The computer screen is not a book and deserves its own solutions, points out Eiffe: new icons, new keyboards and new concepts are needed to cope with the coming info-blitz as computers do for information what they have already done for words and numbers. With its mix of exercises, mind games, obscure factoids from the history of language, Interface Art constitutes a course of intellectual callisthenics to tone up the imagination of anyone dissatisfied with the state of the interface art.

Although designed for student and professional programmers, there is not a line of code in the book. Instead, Eiffe uses simple, accessible language, organised in (humourously-provocative) bite-sized chunks of text interspersed with flippant and decorative clip art.

Mediamatic has no information on the author or his background, but Interface Art speaks for itself. Grab a paper plate and load up on this conceptual smorgasbord as soon as you can find it. --Jules Marshall in Mediamatic vol. 7#3/4

From the Publisher

I'd like to thank Amazon for providing this online space to give some background to Interface Art.

On one level this book purports to be a set of potential programming exercises for school students. During the early days of personal computing, circa 1980, typing in programs was the main activity. I myself bought an Apple II in early 1979, carried a small U.S. television home from San Francisco, and, using a step-down transformer, was likely the first Apple Computer customer in my home state of South Australia.

By 1990, programming was definitely on the wane, but there was still a case for students to be taught some skills.

The title of Interface Art was deliberately ambiguous, my ultimate interest being in the interface between the human mind and reality as mediated by language.

An early working title was Mindshift, because the thesis here is that a radical upgrade to language can produce a radical improvement in the interface of mind to reality. That is, people would automatically behave in a more intelligent fashion (surely a worthy aim). This hyper-Whorfian viewpoint is at odds with the prevailing academic view that all human languages deliver similar levels of competency, and any future changes to language are going to be about convenience rather than core function.

When looking at a mirror your focus is not the performance of the mirror but your image in reflection. Language is similarly difficult to study and understand. Upon learning our first language, we also come alive as sentient beings. But years later, you may have been asked, as I was, to learn a second language. It struck me forcibly that French aller was less versatile than English go. This and other discrepancies seemed a chink in the immaculate perfection of the language process.

Then came Roget's compaction of English vocabulary into several hundred numbered groupings.

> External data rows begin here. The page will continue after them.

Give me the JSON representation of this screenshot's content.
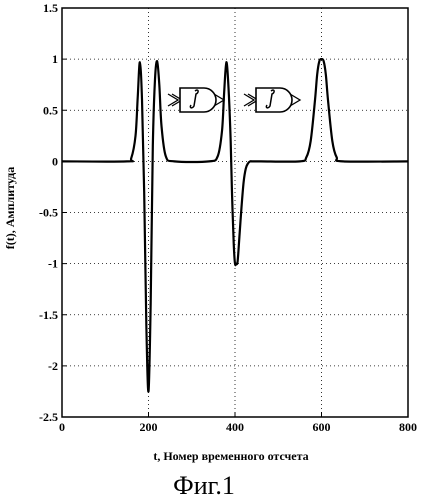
{
  "chart_data": {
    "type": "line",
    "title": "",
    "xlabel": "t, Номер временного отсчета",
    "ylabel": "f(t), Амплитуда",
    "xlim": [
      0,
      800
    ],
    "ylim": [
      -2.5,
      1.5
    ],
    "xticks": [
      0,
      200,
      400,
      600,
      800
    ],
    "xtick_labels": [
      "0",
      "200",
      "400",
      "600",
      "800"
    ],
    "yticks": [
      1.5,
      1,
      0.5,
      0,
      -0.5,
      -1,
      -1.5,
      -2,
      -2.5
    ],
    "ytick_labels": [
      "1.5",
      "1",
      "0.5",
      "0",
      "-0.5",
      "-1",
      "-1.5",
      "-2",
      "-2.5"
    ],
    "grid": true,
    "series": [
      {
        "color": "#000000",
        "x": [
          0,
          150,
          160,
          170,
          175,
          180,
          185,
          190,
          195,
          200,
          205,
          210,
          215,
          220,
          225,
          230,
          240,
          260,
          340,
          360,
          370,
          375,
          380,
          385,
          390,
          393,
          397,
          400,
          403,
          406,
          410,
          415,
          420,
          425,
          430,
          435,
          440,
          460,
          550,
          565,
          575,
          585,
          590,
          595,
          600,
          605,
          610,
          615,
          625,
          635,
          650,
          800
        ],
        "y": [
          0,
          0,
          0.03,
          0.25,
          0.62,
          0.97,
          0.6,
          -0.3,
          -1.6,
          -2.25,
          -1.4,
          0.15,
          0.8,
          0.98,
          0.75,
          0.35,
          0.05,
          0,
          0,
          0.05,
          0.3,
          0.68,
          0.97,
          0.72,
          0.2,
          -0.3,
          -0.8,
          -1.0,
          -1.0,
          -0.98,
          -0.75,
          -0.45,
          -0.2,
          -0.07,
          -0.02,
          0,
          0,
          0,
          0,
          0.04,
          0.2,
          0.6,
          0.85,
          0.98,
          1.0,
          0.98,
          0.85,
          0.6,
          0.2,
          0.04,
          0,
          0
        ]
      }
    ]
  },
  "figure": {
    "caption": "Фиг.1"
  },
  "insets": {
    "icons": [
      "integrator-block-icon",
      "integrator-block-icon"
    ]
  }
}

Add the explicit terseness of chemical formulae and equations, the infinitesimal calculus and the notable fact that Newton's notation was outdone by that of Leibniz:

dy/dx beat f'(x).

So, in early 1968 as the summer of love gave way to the spring of street fighting man, flower-powered psychedelia mixed with preposterously naive ambition. For many, anything seemed possible. For me, I hoped that a handful of colourful visual symbols could be confected into a capable symbol-wielding monologue offering both elemental power and subtlety. Here was another cool form of mini-malism, but it would have to take place on a big movie screen, and its production would require resources such as an Oxberry Optical Printer that were comfortably out of my reach. Yet the dream persisted, and I began to investigate a formal basis for my intuitions.

Years and decades of impassioned letter-writing, research, manuscript production and forays into movie production followed. A year hunched over a Bolex H16 cine camera would give way to several with an IBM Selectric typewriter. An era of book production such as the one above would give way to a tussle with Delphi or Actionscript programming languages.

The dream is now dented, its tiring defender increasingly philosophical, but both refuse to lie down and die completely. Forty-two years on from that initial impulse, the rise of smart phones may allow a final flowering of the idea. The campaign continues elsewhere on the internet, but meanwhile I recommend Interface Art to you as the manifestation of an unfinished aspiration.